Artemisinin is a rapid parasiticidal of the asexual stages; it is anti-gametocyte and blocks sporogony. It produces ultra-structural changes to the growing trophozoite parasite. A whorl is produced in the food vacuole and the parasite’s mitochondria proliferated. This reduces parasite's survival. Endoperoxide bridge is essential for its anti-malarial activity. The compound is activated by the intra-parasitic haem to irreversibly decompose, generating free radicals that alkylate and oxidises proteins and lipids. The membrane of the parasite is damaged by lipid peroxidation and channel proteins’ inactivation. Parasites clearance times are shorter than with chloroquine and also symtomatic response.

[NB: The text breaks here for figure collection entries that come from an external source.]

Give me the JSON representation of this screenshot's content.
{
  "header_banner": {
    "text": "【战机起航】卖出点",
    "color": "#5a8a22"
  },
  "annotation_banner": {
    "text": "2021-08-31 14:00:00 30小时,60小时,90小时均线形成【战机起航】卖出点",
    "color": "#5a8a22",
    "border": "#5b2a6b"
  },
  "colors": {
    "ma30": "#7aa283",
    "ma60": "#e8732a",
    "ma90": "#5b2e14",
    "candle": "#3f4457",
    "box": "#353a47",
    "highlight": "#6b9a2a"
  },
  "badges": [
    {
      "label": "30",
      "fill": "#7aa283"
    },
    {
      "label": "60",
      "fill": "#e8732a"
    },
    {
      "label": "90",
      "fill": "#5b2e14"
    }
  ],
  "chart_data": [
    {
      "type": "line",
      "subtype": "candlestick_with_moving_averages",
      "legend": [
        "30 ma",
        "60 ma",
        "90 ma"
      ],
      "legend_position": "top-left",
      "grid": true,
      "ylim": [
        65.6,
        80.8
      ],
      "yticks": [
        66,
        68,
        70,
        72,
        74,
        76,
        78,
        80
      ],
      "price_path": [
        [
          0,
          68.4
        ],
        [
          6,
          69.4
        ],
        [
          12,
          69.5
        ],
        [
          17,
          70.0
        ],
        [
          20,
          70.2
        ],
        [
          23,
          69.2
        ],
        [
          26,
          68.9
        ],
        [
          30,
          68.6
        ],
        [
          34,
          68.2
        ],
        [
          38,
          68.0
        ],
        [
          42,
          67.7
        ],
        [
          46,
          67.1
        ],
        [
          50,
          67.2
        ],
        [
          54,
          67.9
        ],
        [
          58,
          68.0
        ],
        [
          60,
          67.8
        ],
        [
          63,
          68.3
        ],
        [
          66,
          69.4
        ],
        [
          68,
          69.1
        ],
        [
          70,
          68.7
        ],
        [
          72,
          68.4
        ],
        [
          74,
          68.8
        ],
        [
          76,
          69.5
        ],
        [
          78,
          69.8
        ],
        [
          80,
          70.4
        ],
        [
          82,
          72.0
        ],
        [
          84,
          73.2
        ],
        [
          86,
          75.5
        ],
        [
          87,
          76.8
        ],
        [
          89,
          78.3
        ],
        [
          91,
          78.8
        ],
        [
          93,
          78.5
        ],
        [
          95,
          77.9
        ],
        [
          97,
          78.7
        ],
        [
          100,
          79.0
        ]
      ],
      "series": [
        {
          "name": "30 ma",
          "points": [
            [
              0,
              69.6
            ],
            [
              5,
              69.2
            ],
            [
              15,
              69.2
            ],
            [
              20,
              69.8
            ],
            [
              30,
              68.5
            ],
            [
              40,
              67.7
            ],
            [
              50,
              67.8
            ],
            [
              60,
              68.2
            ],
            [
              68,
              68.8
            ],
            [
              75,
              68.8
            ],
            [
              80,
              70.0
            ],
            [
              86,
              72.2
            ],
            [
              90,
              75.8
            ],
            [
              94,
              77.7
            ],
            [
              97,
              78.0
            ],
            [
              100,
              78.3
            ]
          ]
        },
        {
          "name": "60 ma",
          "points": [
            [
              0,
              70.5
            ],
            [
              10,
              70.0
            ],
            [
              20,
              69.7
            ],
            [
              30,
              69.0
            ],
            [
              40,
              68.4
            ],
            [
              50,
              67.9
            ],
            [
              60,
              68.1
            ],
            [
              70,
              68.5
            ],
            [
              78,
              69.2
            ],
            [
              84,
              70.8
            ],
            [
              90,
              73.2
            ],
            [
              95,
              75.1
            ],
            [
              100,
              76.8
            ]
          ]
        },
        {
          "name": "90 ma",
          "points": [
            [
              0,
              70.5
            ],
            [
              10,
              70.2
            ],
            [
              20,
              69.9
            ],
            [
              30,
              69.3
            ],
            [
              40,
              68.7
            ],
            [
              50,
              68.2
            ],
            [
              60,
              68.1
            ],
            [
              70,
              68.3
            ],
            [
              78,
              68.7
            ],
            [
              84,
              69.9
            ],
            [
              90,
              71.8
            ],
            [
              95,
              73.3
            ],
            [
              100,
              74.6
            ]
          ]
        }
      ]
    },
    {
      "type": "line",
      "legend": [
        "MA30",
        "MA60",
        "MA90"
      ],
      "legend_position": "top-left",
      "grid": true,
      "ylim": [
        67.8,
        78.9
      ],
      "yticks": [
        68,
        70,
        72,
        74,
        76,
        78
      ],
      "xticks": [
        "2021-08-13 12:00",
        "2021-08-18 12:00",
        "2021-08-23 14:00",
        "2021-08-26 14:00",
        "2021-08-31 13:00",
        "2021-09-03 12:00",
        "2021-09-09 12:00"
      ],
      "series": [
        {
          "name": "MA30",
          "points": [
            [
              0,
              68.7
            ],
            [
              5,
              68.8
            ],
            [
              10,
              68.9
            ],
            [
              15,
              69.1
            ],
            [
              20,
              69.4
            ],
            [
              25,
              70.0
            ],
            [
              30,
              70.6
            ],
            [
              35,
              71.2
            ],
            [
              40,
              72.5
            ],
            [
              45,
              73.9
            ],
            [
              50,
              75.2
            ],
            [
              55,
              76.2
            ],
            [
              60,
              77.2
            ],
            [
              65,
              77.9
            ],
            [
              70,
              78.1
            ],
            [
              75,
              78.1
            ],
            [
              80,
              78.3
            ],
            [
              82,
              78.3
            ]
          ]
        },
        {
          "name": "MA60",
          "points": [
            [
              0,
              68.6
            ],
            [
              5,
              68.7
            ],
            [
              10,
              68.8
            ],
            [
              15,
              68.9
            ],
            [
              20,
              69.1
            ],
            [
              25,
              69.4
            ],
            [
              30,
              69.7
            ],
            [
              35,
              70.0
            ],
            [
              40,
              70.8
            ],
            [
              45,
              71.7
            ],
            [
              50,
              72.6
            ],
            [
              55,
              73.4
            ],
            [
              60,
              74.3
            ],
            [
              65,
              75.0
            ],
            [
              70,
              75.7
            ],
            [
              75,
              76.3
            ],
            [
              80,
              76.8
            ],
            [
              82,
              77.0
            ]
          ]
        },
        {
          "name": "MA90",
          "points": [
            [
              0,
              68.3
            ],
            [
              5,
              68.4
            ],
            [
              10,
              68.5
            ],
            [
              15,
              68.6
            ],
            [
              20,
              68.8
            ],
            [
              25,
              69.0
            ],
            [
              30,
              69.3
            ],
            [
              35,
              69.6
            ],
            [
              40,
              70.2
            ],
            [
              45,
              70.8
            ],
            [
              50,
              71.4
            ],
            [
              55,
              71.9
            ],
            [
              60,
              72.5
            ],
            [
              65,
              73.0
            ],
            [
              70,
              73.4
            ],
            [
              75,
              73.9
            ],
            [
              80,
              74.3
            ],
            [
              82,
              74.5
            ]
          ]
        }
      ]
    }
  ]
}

Artemisinin fights cancer aggressively. This report and others are causing much excitement in the naturopathic community. Artemisinin seems like the perfect approach for ACC patients, since no chemotherapy has yet produced consistent results. Close analysis reveals a few important details a patient should consider before investing in the promised Artemisinin cure. Artemisinin has a unique chemical structure that prevents cancer resistance. The active molecule in artemisinin reacts with free iron, releasing highly-reactive free radicals that destroy cells harboring free iron. (The iron in our red blood cells is not free iron. Rather, it is strongly bonded to resist the effects of Artemisinin.) Most cancer cells have high rates of iron intake, due to their greedy appetite for blood to support their rapid growth. Thus, if cancer developed resistance to Artemisinin, its blood supply would diminish resulting in tumor death.